Supertest Digest #2

Greetings, pilots!

We’re back with a new Supertest Digest. Today’s issue will be covering the things we’ve been busy with for the last two weeks.

We have started working on balancing the new aircraft branch that will be arriving in an upcoming update — the USA multirole fighters. This branch has the general title of ‘Thunderbolts’.

Historically, the Republic P-47 Thunderbolt was designed as a bomber escort fighter for the Western Front in WWII.

The P-51 Mustang eventually took over this role as it was more suitable for the purpose, so the P-47 was adapted for other tasks. The Thunderbolt gained fame as the most powerful and actively used American fighter-bomber used extensively for targeting ground installations.

Its excellent - phenomenal for a fighter - survivability, heavy machinegun battery and very effective arsenal of outboard armament compensated for a lack of onboard cannons. Since the Allied air forces did not have specifically designed attack aircraft at the time, this task fell to the P-47.

When designing this branch the development team aimed at creating machines that would be equally effective both at high altitudes as fighters and close to the ground as attack aircraft. These features would create a new gameplay style that would suit the hybrid, multirole fighter class perfectly.

The Supertest participants evaluated the first part of the branch and gave us their opinions on the new warbirds so that the developers could get some early feedback and see if the new aircraft fit their initial idea. The first test iteration included 5 machines — the P-26, P-35, P-43, P-44 and P-47B.

Below are some examples of Supertesters’ feedback after their first look at the Thunderbolts.

P-26 (Tier II)

“It was a bit of a surprise for me to see an aircraft of this tier that works well and is exciting to play using vertical maneuvers”

“As far as I remember it is the first Tier II machine to have flaps”

P-35 (Tier III)

“Pros: good maneuverability, decent armament damage, sufficient HP count”
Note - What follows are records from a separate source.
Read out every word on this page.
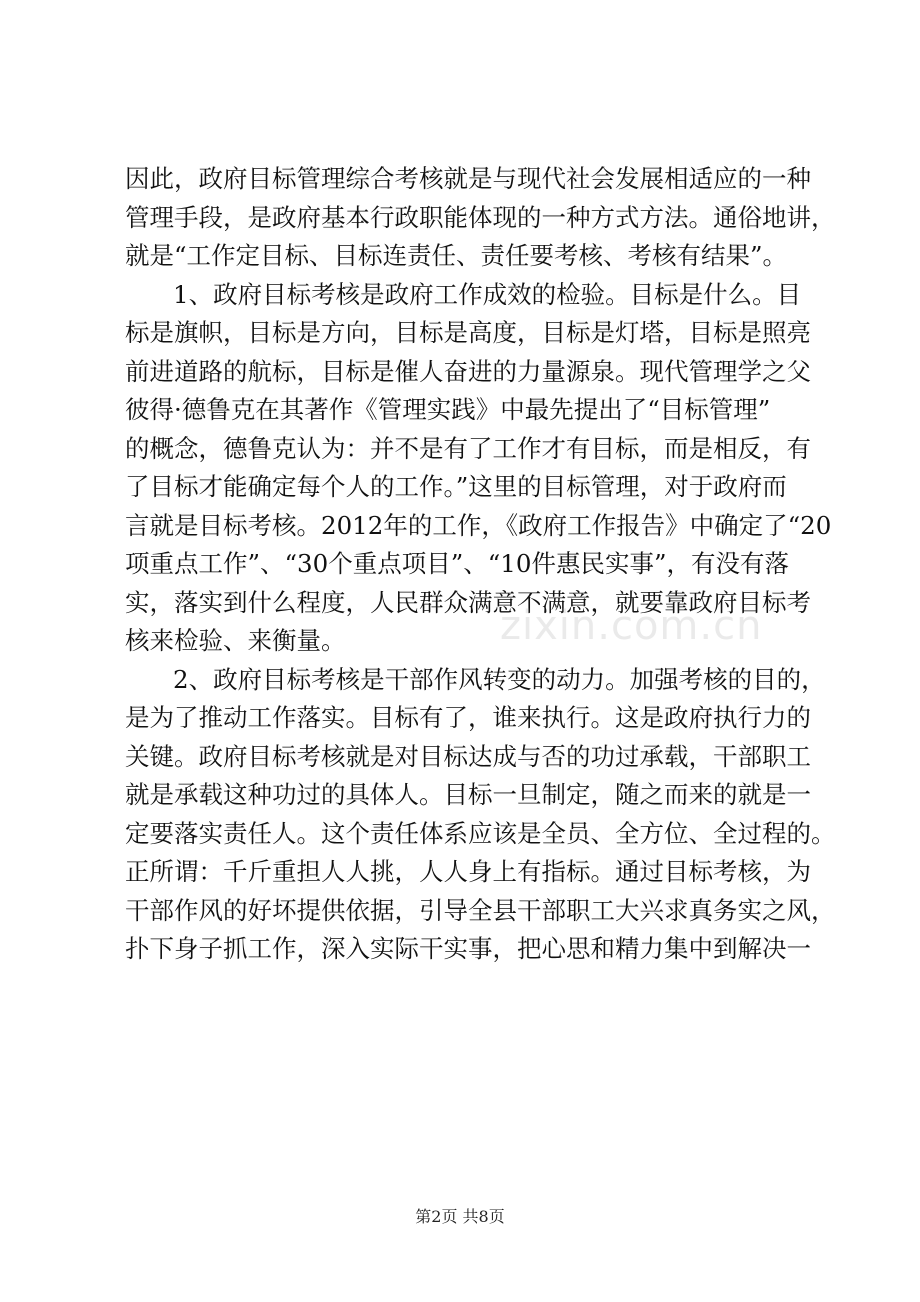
因此，政府目标管理综合考核就是与现代社会发展相适应的一种
管理手段，是政府基本行政职能体现的一种方式方法。通俗地讲，
就是“工作定目标、目标连责任、责任要考核、考核有结果”。
1、政府目标考核是政府工作成效的检验。目标是什么。目
标是旗帜，目标是方向，目标是高度，目标是灯塔，目标是照亮
前进道路的航标，目标是催人奋进的力量源泉。现代管理学之父
彼得·德鲁克在其著作《管理实践》中最先提出了“目标管理”
的概念，德鲁克认为：并不是有了工作才有目标，而是相反，有
了目标才能确定每个人的工作。”这里的目标管理，对于政府而
言就是目标考核。2012年的工作，《政府工作报告》中确定了“20
项重点工作”、“30个重点项目”、“10件惠民实事”，有没有落
实，落实到什么程度，人民群众满意不满意，就要靠政府目标考
核来检验、来衡量。
2、政府目标考核是干部作风转变的动力。加强考核的目的，
是为了推动工作落实。目标有了，谁来执行。这是政府执行力的
关键。政府目标考核就是对目标达成与否的功过承载，干部职工
就是承载这种功过的具体人。目标一旦制定，随之而来的就是一
定要落实责任人。这个责任体系应该是全员、全方位、全过程的。
正所谓：千斤重担人人挑，人人身上有指标。通过目标考核，为
干部作风的好坏提供依据，引导全县干部职工大兴求真务实之风，
扑下身子抓工作，深入实际干实事，把心思和精力集中到解决一
zixin.com.cn
第2页 共8页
“The aircraft loses a lot of speed when maneuvering that will make it easy prey after a couple of turns”

P-43 (Tier IV)

“As long as you have someone in support — this machine is capable of bringing in kills and assists”

“Structural durability lets you make some mistakes, but not for long.”

P-44 (Tier V)

“In my opinion this aircraft fits ideally between this Tier’s heavy and multirole fighters. Feels like it can put strain on high altitude fighters when it reaches its altitude echelon, and it’s effective when fighting low-flying targets.”

“This machine is quite difficult to fly”.

P-47B (Tier VI)

“It climbs quite high, has good speed, 8 machineguns deal significant damage”.

“This aircraft withstands damage even from cannons. This compensates a bit for less dynamic stats.”

Of course, it is way too early to tell how exactly these warplanes will look after all the testing iterations. Experience shows that their characteristics will undergo significant changes during all the evaluation phases. Sometimes the opposite also happens and they might not see any changes at all. In the meantime we’re starting to test the second part of the branch and are eager to see feedback on top-tier machines. After that the developers will analyze all the opinions and statistical data and assess how the new branch fits the design role for it.

In other news, we have started testing the 1.9.1 update. The main emphasis in testing sessions is on new daily missions, improvements to the behavior of bots, tuning the matchmaking system and adjustments to the economy. The Supertesters have received the first build of this update and we’re expecting feedback and reports shortly.

That’s all for today. See you soon!

Larisa Vishnya (Lead Supertest Manager)


I started as a World of Tanks player back in 2010. The game engaged me so much that soon I started participating in the Supertest and became the coordinator for English-speaking community in a while. I was very interested in optimizing and enhancing its process and paid close attention to other Wargaming projects. At the time World of Warplanes entered active development stage and I joined it during Closed Beta stage. Warplanes have become a kind of obsession for me, and when the time came when the project needed to start its own Supertest I became its manager, joining Persha Studia in 2012. My responsibilities include organizing external testing, managing Supertest volunteers, organizing results collection after Common Test stages and delivering all this information to the development team. I really love my job and root for the project, putting all my efforts into making my favourite game better and more interesting.